A long range version of the Ju 87B was also built, known as the Ju 87R. They were primarily intended for anti-shipping missions. Internal fuel capacity was increased by adding some inner-wing tanks and by using two 300-liter under-wing drop tanks.

Bomb carrying ability was reduced to a single 250 kg bomb if the aircraft was fully loaded with fuel. The naval variant of the Ju 87B was known as the Ju 87C, and these were built to operate from the aircraft carrier Graf Zeppelin. In any case the carrier was never completed, and all of these were converted back to the Ju 87B standard.

Ju 87D
Despite having its vulnerability to enemy fighters exposed during the Battle of Britain, the Luftwaffe had no choice but to continue the Stuka's development as there was no replacement aircraft in sight.[35] The result was the D-series. The Ju 87 D-series received better streamlined oil and water coolers, and an aerodynamically refined cockpit with better visibility and space. In addition, armor protection was increased and a new dual-barrel 7.92 mm MG 81Z machine gun with an extremely high rate of fire was installed in the rear defensive position. The engine power was increased again, the Jumo 211 J-1 now delivering 1,420 PS (1,401 hp, 1,044 kW).

Production of the D-1 variant started in 1941 with 476 deliveries, rising to 917 D-1 and D-3 in 1942. The D-series saw extensive use in the Eastern Front and the Middle East. Bomb carrying ability was massively increased from 500 kg in the B-version to 1,800 kg in the D-version (max load for short ranges, overload condition), a typical bomb load ranged from 500 to 1,200 kg.

The D-2 was a variant used as a glider tug by converting older D-series airframes. The D-3 was an improved D-1 with more armor for its ground-attack role. The D-4 designation applied to a prototype torpedo-bomber version. The Ju 87 D-5 was another ground-attack variant that appeared in mid 1943, it had the outer wing panels extended, dive brakes were removed and the wing-mounted 7.92 mm MG 17 machine guns were replaced by 20 mm MG 151 cannons.

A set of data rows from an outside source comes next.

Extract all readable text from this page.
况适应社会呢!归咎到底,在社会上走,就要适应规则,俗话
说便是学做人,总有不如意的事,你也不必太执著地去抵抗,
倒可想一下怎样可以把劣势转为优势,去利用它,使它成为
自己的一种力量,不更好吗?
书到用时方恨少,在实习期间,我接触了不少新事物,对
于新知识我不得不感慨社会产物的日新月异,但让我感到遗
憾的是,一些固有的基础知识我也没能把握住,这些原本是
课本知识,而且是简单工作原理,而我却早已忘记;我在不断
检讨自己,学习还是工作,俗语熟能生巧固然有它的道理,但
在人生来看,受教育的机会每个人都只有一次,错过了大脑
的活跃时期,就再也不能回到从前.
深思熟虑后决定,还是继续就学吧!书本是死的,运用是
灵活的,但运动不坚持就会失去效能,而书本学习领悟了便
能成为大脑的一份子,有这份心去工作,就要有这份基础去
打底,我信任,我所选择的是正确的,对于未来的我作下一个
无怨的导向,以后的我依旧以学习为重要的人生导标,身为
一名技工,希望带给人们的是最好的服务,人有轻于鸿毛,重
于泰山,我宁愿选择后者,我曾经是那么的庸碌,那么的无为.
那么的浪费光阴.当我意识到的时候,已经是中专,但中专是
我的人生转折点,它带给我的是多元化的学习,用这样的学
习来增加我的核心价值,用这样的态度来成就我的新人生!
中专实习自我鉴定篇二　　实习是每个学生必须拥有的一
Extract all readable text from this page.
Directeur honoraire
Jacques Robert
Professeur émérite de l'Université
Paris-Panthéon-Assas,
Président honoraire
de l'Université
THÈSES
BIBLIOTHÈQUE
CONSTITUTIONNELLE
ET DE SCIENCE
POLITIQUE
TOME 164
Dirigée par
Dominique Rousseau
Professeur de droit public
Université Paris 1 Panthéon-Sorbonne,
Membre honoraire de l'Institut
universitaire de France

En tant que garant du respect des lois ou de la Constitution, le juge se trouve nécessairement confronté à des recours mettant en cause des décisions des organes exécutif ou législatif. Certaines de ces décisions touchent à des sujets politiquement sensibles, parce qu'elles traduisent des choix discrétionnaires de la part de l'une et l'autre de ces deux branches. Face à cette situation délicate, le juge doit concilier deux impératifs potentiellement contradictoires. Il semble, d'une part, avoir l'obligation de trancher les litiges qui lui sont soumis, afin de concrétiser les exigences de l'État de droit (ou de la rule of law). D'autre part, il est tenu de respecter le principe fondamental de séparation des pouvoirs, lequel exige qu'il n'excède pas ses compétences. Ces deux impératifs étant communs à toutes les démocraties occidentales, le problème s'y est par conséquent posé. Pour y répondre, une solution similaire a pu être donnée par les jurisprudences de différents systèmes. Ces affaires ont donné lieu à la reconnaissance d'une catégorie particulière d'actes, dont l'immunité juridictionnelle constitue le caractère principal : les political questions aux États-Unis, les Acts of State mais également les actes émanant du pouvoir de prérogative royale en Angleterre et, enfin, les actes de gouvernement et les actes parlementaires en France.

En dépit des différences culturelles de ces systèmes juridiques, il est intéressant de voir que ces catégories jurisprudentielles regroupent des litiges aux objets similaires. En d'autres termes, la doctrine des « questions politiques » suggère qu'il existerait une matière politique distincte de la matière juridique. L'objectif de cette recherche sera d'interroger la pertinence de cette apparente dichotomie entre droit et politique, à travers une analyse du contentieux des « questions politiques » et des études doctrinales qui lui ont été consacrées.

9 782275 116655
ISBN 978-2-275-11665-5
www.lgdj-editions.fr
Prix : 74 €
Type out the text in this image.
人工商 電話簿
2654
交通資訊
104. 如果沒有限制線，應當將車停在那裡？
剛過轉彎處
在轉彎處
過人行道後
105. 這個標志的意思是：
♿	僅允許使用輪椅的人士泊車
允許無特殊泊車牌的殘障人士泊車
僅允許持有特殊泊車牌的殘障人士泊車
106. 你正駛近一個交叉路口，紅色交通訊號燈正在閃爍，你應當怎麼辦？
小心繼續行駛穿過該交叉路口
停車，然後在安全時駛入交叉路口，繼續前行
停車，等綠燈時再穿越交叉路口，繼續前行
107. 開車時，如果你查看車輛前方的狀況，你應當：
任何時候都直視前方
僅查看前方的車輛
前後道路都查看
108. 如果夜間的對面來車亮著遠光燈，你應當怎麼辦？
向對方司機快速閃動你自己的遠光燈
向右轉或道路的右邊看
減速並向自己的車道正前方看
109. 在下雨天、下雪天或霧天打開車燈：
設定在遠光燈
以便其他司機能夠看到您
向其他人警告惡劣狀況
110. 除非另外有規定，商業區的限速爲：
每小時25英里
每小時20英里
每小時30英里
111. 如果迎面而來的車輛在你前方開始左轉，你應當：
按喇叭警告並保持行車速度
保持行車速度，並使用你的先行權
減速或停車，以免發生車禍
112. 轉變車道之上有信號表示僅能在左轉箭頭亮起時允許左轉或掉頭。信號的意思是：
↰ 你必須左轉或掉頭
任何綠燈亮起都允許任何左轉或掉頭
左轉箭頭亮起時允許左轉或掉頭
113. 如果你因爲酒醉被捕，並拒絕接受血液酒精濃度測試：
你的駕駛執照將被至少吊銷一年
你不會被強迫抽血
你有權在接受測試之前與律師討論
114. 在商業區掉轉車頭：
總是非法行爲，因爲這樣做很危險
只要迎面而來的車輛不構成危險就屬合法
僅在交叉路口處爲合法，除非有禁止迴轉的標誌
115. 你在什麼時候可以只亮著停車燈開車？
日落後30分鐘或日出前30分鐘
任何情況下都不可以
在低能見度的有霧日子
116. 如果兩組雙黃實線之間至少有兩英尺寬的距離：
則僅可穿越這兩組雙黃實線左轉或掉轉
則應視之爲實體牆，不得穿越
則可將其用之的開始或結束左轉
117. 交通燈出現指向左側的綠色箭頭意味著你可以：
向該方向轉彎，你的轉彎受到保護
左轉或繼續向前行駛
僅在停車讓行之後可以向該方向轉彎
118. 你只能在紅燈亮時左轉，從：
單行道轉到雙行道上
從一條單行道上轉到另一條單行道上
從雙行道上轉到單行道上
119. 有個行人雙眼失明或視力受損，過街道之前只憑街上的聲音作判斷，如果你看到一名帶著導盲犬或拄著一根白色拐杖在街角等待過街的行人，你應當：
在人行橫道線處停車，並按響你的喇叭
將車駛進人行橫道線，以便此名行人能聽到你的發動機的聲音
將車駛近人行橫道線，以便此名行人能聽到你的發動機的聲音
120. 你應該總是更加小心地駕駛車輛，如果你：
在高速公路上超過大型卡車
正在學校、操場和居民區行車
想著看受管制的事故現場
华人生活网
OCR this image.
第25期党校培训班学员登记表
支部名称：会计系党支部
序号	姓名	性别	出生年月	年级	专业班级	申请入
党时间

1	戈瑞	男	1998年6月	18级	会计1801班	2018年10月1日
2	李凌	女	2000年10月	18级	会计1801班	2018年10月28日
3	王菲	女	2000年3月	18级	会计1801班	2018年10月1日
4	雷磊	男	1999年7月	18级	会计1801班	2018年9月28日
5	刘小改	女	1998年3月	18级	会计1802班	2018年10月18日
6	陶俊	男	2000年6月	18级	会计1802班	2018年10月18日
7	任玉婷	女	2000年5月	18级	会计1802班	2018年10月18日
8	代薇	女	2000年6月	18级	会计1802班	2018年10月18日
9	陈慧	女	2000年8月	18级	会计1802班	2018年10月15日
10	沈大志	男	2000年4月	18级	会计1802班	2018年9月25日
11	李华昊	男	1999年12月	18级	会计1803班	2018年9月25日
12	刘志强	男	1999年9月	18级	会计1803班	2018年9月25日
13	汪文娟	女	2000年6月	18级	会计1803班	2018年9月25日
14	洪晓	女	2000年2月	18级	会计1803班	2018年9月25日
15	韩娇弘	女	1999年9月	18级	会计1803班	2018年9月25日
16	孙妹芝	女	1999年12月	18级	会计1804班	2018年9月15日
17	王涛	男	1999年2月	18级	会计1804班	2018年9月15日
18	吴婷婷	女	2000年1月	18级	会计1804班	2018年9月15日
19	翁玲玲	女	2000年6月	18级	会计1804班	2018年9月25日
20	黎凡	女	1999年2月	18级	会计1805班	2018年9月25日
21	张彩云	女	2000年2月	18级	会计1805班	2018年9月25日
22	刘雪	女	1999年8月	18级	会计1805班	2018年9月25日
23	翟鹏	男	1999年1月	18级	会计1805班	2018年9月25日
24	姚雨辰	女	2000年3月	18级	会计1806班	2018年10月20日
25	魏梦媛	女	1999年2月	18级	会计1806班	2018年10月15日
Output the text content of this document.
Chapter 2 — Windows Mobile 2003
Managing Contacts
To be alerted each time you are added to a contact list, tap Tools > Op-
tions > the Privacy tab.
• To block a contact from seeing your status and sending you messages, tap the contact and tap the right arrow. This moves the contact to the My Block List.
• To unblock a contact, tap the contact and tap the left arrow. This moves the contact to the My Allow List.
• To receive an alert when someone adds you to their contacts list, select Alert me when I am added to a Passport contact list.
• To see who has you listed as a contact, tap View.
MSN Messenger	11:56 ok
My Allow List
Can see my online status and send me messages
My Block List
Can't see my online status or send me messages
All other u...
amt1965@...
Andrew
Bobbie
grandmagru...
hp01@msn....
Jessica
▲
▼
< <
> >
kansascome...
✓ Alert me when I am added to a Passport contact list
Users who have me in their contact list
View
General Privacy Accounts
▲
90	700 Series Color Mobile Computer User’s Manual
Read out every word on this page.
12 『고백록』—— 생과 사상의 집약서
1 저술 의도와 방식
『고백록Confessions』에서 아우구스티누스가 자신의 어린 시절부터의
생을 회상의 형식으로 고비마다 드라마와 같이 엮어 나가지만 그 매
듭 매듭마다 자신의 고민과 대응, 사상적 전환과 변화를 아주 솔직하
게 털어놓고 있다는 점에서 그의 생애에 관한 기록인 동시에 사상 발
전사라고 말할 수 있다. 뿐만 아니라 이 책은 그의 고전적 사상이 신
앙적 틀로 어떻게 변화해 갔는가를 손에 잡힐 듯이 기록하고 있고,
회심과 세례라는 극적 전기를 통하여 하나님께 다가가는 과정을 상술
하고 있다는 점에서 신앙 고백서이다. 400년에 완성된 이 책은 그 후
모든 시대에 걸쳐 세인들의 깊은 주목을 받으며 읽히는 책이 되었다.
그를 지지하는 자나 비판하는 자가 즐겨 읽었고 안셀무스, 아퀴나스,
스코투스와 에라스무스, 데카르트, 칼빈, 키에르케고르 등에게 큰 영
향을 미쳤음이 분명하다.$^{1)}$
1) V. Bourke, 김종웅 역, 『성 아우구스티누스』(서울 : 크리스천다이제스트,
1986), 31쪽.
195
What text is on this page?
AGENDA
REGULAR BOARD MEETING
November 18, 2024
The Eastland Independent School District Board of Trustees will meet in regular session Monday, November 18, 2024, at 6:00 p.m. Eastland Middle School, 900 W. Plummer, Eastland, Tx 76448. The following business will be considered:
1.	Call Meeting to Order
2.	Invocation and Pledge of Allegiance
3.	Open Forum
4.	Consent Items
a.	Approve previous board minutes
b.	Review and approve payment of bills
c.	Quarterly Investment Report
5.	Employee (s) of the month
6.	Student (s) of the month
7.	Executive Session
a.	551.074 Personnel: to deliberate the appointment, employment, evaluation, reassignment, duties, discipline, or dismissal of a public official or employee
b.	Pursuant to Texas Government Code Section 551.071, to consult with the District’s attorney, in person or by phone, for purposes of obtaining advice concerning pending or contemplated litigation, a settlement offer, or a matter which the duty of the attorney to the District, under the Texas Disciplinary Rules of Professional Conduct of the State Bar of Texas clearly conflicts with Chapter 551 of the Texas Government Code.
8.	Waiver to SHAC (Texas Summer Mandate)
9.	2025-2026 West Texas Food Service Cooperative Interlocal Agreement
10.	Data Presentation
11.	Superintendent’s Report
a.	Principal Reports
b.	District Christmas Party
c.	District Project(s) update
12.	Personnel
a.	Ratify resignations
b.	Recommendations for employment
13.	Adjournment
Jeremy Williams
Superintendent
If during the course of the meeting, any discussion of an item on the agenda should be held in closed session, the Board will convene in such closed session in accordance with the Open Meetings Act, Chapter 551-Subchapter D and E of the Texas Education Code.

The D-6 was not built, for unknown reasons. The D-7 was another ground attack aircraft based on D-1 airframes upgraded to D-5 standard (armor, wing cannons, extended wing panels), while the D-8 was similar to the D-7 but based on D-3 airframes. It's a common myth that the D-7 and D-8 were specifically designed and built for night fighting as they were solely based on converted airframes and used for multiple mission types.

The Ju 87E and F proposals were never built, and Junkers went straight onto the next variant. Another variant derived from the Ju 87D airframe was called the Ju 87H, and saw service as a dual-control trainer.

Ju 87G
With the G variant the aging airframe of the Ju 87 found new life as an anti-tank aircraft. This was the final operational version of the Stuka and was deployed on the Eastern Front starting in the early months of 1943. The Ju 87G was armed with two 37 mm cannons mounted in under-wing gondolas, each loaded with a 6-round magazine of armour piercing tungsten ammunition. With these weapons the Kanonenvogel ("cannon-bird"), as it was nicknamed, proved spectacularly successful at the hands of the Luftwaffe ace Hans-Ulrich Rudel. The G-1 was converted from older D-series airframes retaining the smaller wing but without the dive brakes. The G-2 was similar to the G-1 except using the extended wing of the D-5 with 208 G-2 new built and at least 22 more converted from D-3 airframes.

While still slow, its stable attitude, large wings and low stall speed were valuable in the acquisition of slow moving targets, such as assault boats and ground vehicles. The G-1 even influenced the design of the A-10 Thunderbolt II, with Hans Rudel's book, Stuka Pilot, being required reading for all members of the A-X project.